Rambus and its lawyers at Finnegan, Henderson, Farabow, Garrett, & Dunner doubled down on the ITC strategy, bringing a second ITC case later in 2010 involving even more patents and even more computer chip manufacturers. The once-promising tactic now seems to be backfiring on Rambus, however.

In an order handed down on Wednesday, a full panel of ITC judges ruled that chip makers STMicroelectronics and LSI don’t infringe five Rambus patents relating to computer memory. The agency has yet to release its opinion, but Wednesday’s order states that it affirmed a ruling by a single ITC judge in March. The prior decision found all five patents in the case to be unenforceable under the “unclean hands” doctrine, because Rambus destroyed evidence when it held companywide “shred days” back in the late 1990s. The agency ruled the patents invalid on several other grounds as well. Perhaps most significantly, it ruled that Rambus failed to show that the patents concern a “domestic industry”–a requirement for bringing a case at the ITC.

Rambus originally brought the ITC case against six chipmakers–LSI, MediaTek, STMicroelectronics, NVidia, Broadcom, and Freescale–and 30 of their downstream customers. All but LSI and STMicro eventually settled, and a trial was held before ITC judge Theodore Essex in 2011. A team of Quinn Emanuel Urquhart & Sullivan lawyers led by William Price handled the crucial spoliation arguments for the defendants, reprising the firm’s role in several different cases, including Rambus’s billion-dollar antirust case that flopped last September after an excruciatingly long jury trial and deliberation.

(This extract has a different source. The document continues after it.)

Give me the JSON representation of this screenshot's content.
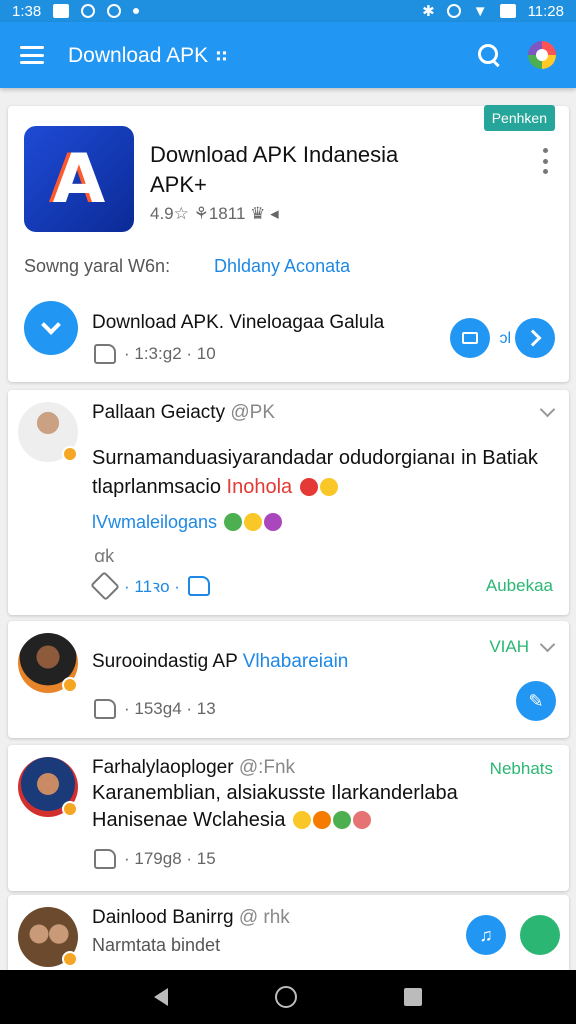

Quinn Emanuel represented all six of the original respondents except for LSI, which had by Kilpatrick Stockton & Townsend. STMicroelectronics was also represented by K&L Gates.

The ITC trial couldn’t have ended better for the non-settling chip makers. As we reported, Essex’s March ruling described a Rambus executive that took the stand “dishonest” and “unreliable.” He wrote that “not since the long ago era of the Watergate hearings have the words ‘I don’t recall’ been used so regularly in answering questions under oath.” What made Essex’s opinion even more remarkable is that, in a different ITC case Rambus brought in 2008, the ITC had rejected the argument that Rambus’s conduct left it with unclean hands.

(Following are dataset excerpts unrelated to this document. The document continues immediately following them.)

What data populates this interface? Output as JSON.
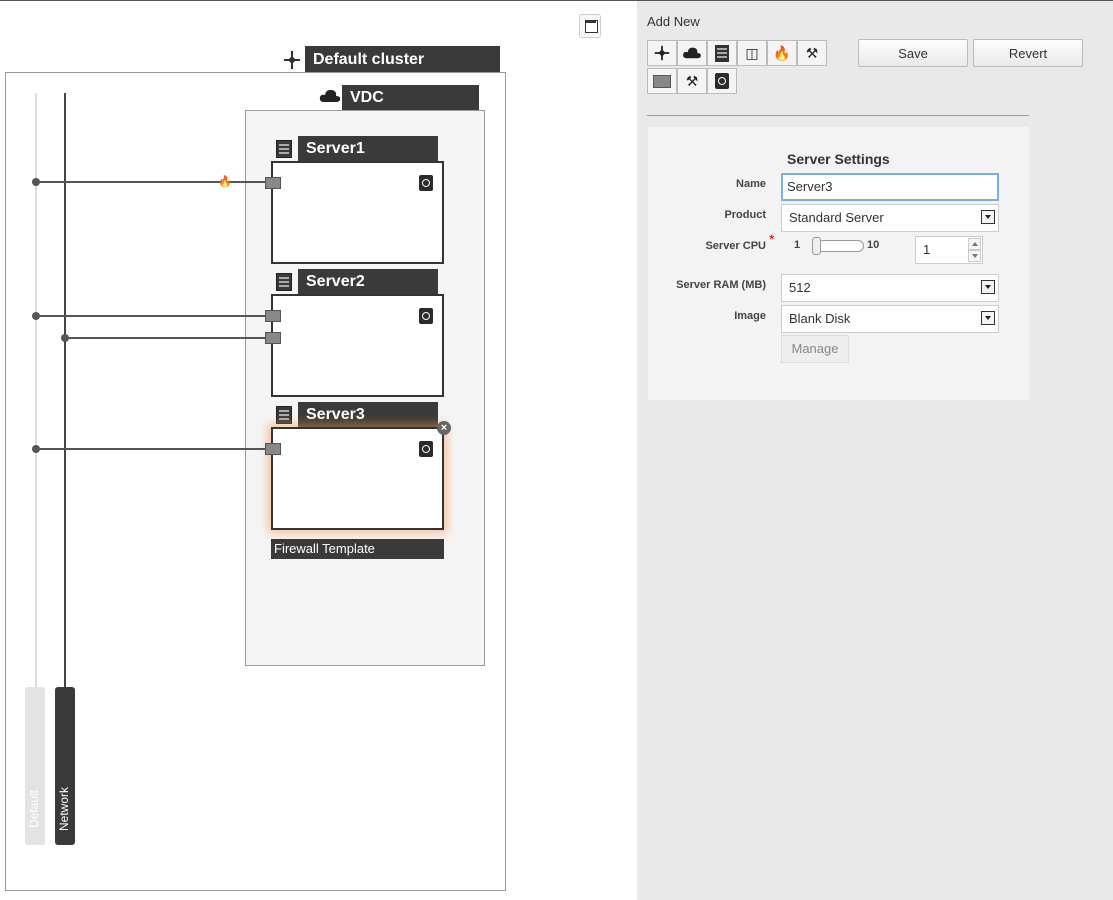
{
  "canvas": {
    "cluster": {
      "title": "Default cluster"
    },
    "vdc": {
      "title": "VDC"
    },
    "servers": [
      {
        "name": "Server1"
      },
      {
        "name": "Server2"
      },
      {
        "name": "Server3"
      }
    ],
    "firewall_label": "Firewall Template",
    "networks": [
      {
        "name": "Default"
      },
      {
        "name": "Network"
      }
    ]
  },
  "panel": {
    "add_new_label": "Add New",
    "toolbar_icons": [
      "cluster-icon",
      "cloud-icon",
      "server-icon",
      "storage-icon",
      "firewall-icon",
      "tools-icon",
      "nic-icon",
      "tools-icon",
      "disk-icon"
    ],
    "save_label": "Save",
    "revert_label": "Revert",
    "settings": {
      "title": "Server Settings",
      "name_label": "Name",
      "name_value": "Server3",
      "product_label": "Product",
      "product_value": "Standard Server",
      "cpu_label": "Server CPU",
      "cpu_required_mark": "*",
      "cpu_min": "1",
      "cpu_max": "10",
      "cpu_value": "1",
      "ram_label": "Server RAM (MB)",
      "ram_value": "512",
      "image_label": "Image",
      "image_value": "Blank Disk",
      "manage_label": "Manage"
    }
  }
}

The ITC has now affirmed Essex’s unclean hands finding, though we won’t know its reasoning until the full opinion is released. “It would have been difficult for the Commission to reverse,” said Quinn Emanuel’s Price. “Judge Essex was in a fairly unique position, because he saw the live testimony.” Price told us more live witnesses were called in this case than in the prior ITC case. That, he said, may have made a big difference.

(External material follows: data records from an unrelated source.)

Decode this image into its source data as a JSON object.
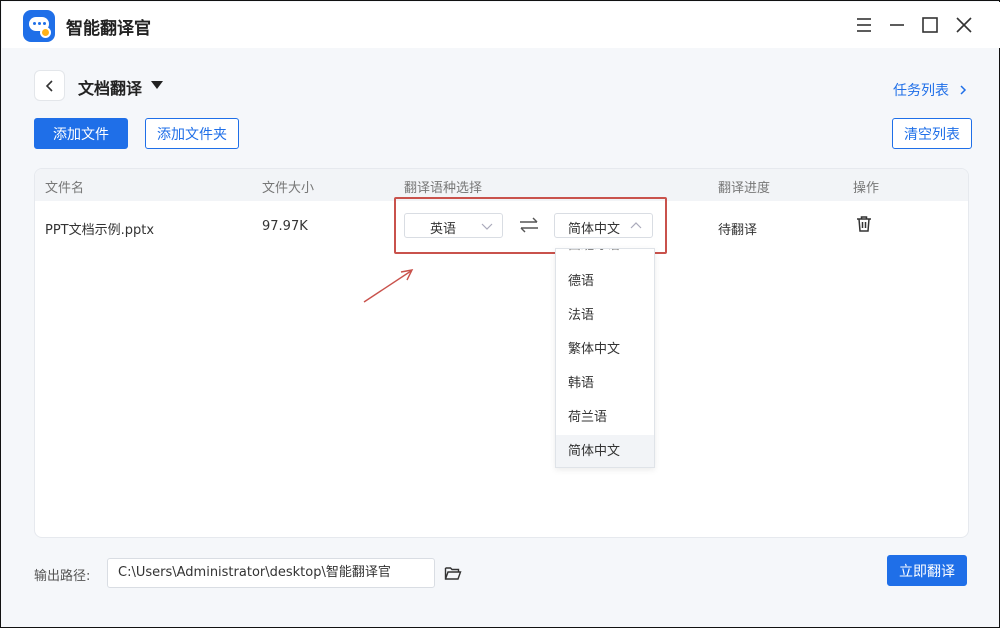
{
  "window": {
    "title": "智能翻译官"
  },
  "header": {
    "page_title": "文档翻译",
    "task_link": "任务列表"
  },
  "toolbar": {
    "add_file": "添加文件",
    "add_folder": "添加文件夹",
    "clear_list": "清空列表"
  },
  "table": {
    "columns": [
      "文件名",
      "文件大小",
      "翻译语种选择",
      "翻译进度",
      "操作"
    ],
    "rows": [
      {
        "file_name": "PPT文档示例.pptx",
        "file_size": "97.97K",
        "source_lang": "英语",
        "target_lang": "简体中文",
        "progress": "待翻译"
      }
    ]
  },
  "dropdown": {
    "partial_item": "西班牙语",
    "items": [
      "德语",
      "法语",
      "繁体中文",
      "韩语",
      "荷兰语",
      "简体中文"
    ],
    "selected": "简体中文"
  },
  "footer": {
    "output_label": "输出路径:",
    "output_path": "C:\\Users\\Administrator\\desktop\\智能翻译官",
    "translate_button": "立即翻译"
  },
  "colors": {
    "accent": "#1f6fe8",
    "highlight": "#c9524c"
  }
}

Interestingly, the ITC reversed Essex’s ruling that Rambus met the domestic industry requirement. The ITC’s forthcoming opinion could signal a shift by the agency in its view of what a licensing company needs to do to meet that requirement, said K&L Gates partner Michael Bettinger, who worked on domestic industry arguments. “I think some clarity may be coming to the issue,” he said.

Finnegan partner Doris Hines, who represents Rambus, did not immediately return a call seeking comment.